Wellman (WLM) fell after the polyester-products company swung to a loss in the most recent first quarter.
The company had a loss of $16 million, or 61 cents a share, compared with earnings of $11.6 million, or 22 cents a share, in the same period a year ago. Revenue totaled $342.7 million, down from $386.3 million last year.
Tom Duff, Wellman's chairman and chief executive, said in a statement that the company's first-quarter sales and earnings were hurt "by the surge in PET resin and polyester staple fiber imports that were caused by the increased raw-material cost advantage Asian polyester producers enjoyed compared to domestic producers during the latter part of 2005, primarily as a result of the Gulf Coast hurricanes."

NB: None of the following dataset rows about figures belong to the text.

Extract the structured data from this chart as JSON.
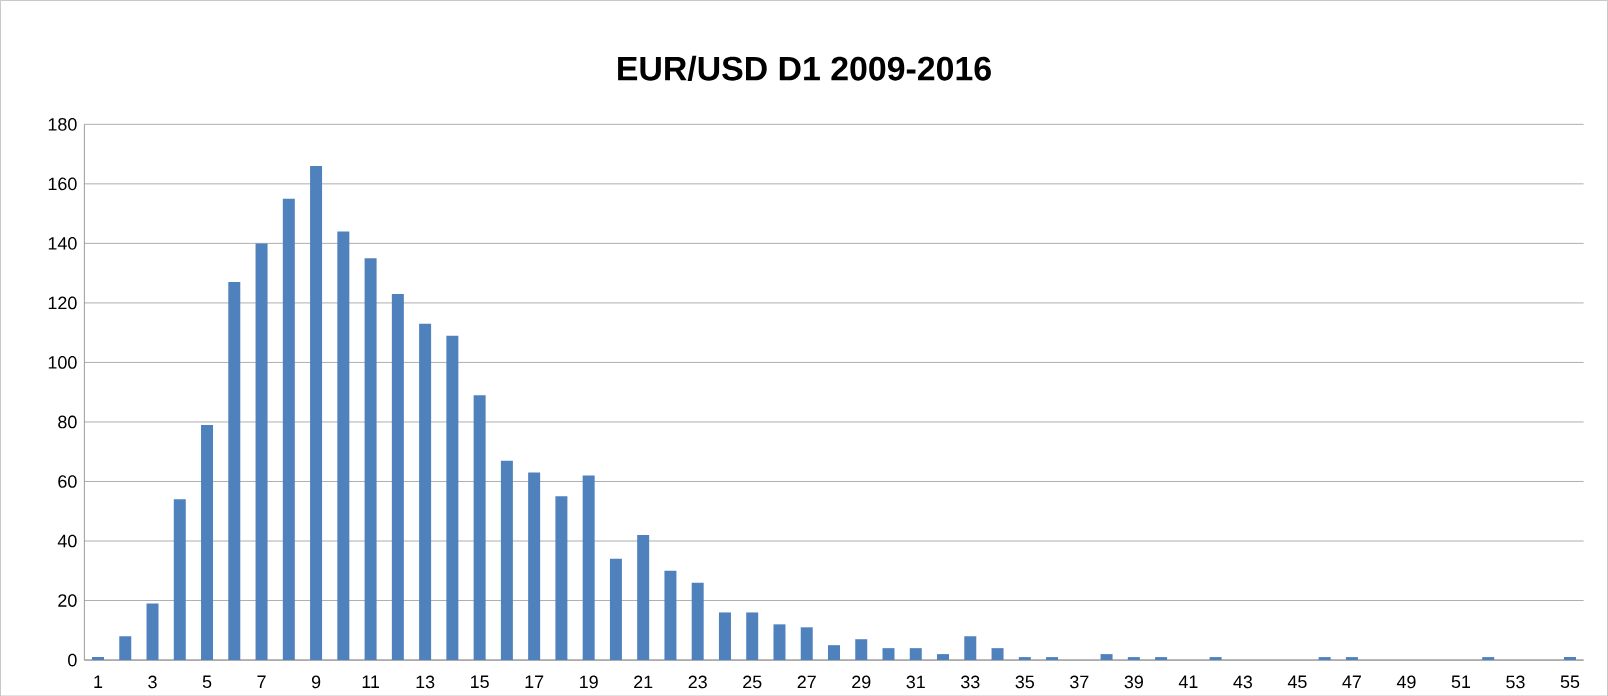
{
  "chart_data": {
    "type": "bar",
    "title": "EUR/USD D1 2009-2016",
    "categories": [
      "1",
      null,
      "3",
      null,
      "5",
      null,
      "7",
      null,
      "9",
      null,
      "11",
      null,
      "13",
      null,
      "15",
      null,
      "17",
      null,
      "19",
      null,
      "21",
      null,
      "23",
      null,
      "25",
      null,
      "27",
      null,
      "29",
      null,
      "31",
      null,
      "33",
      null,
      "35",
      null,
      "37",
      null,
      "39",
      null,
      "41",
      null,
      "43",
      null,
      "45",
      null,
      "47",
      null,
      "49",
      null,
      "51",
      null,
      "53",
      null,
      "55"
    ],
    "values": [
      1,
      8,
      19,
      54,
      79,
      127,
      140,
      155,
      166,
      144,
      135,
      123,
      113,
      109,
      89,
      67,
      63,
      55,
      62,
      34,
      42,
      30,
      26,
      16,
      16,
      12,
      11,
      5,
      7,
      4,
      4,
      2,
      8,
      4,
      1,
      1,
      0,
      2,
      1,
      1,
      0,
      1,
      0,
      0,
      0,
      1,
      1,
      0,
      0,
      0,
      0,
      1,
      0,
      0,
      1
    ],
    "color": "#4f81bd",
    "ylim": [
      0,
      180
    ],
    "yticks": [
      0,
      20,
      40,
      60,
      80,
      100,
      120,
      140,
      160,
      180
    ],
    "grid": "y"
  }
}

Shares of Wellman sank $1.42, or 20.6%, to $5.48.Monaco Coach (MNC) took the high road after the Coburg, Ore., recreational-vehicle maker surged by Wall Street's first-quarter estimates. Revenue increased 17% from last year to $385.1 million. Earnings rose to $8.3 million, or 28 cents a share, from $5.3 million and 18 cents a share, a year ago. Analysts were looking for earnings of 11 cents on revenue of $344.4 million. For the second quarter, Monaco forecast sales of $375 million to $385 million, above analysts' consensus estimate of $352.4 million. Full-year sales are expected to be in the range of $1.45 billion to $1.48 billion, while Wall Street is calling for $1.41 billion. Shares of Monaco rose $1.57, or 12.8%, to $13.82. Keithley Instruments (KEI) was advancing after the Solon, Ohio, electronic-instruments company beat analysts' second-quarter earnings expectations. The company said sales rose 5% from a year ago to $39.7 million. Keithley earned $2.1 million, or 13 cents a share, including about $400,000, or 2 cents a share, in expenses for stock-based compensation. Last year's earnings totaled $3.2 million and 19 cents a share.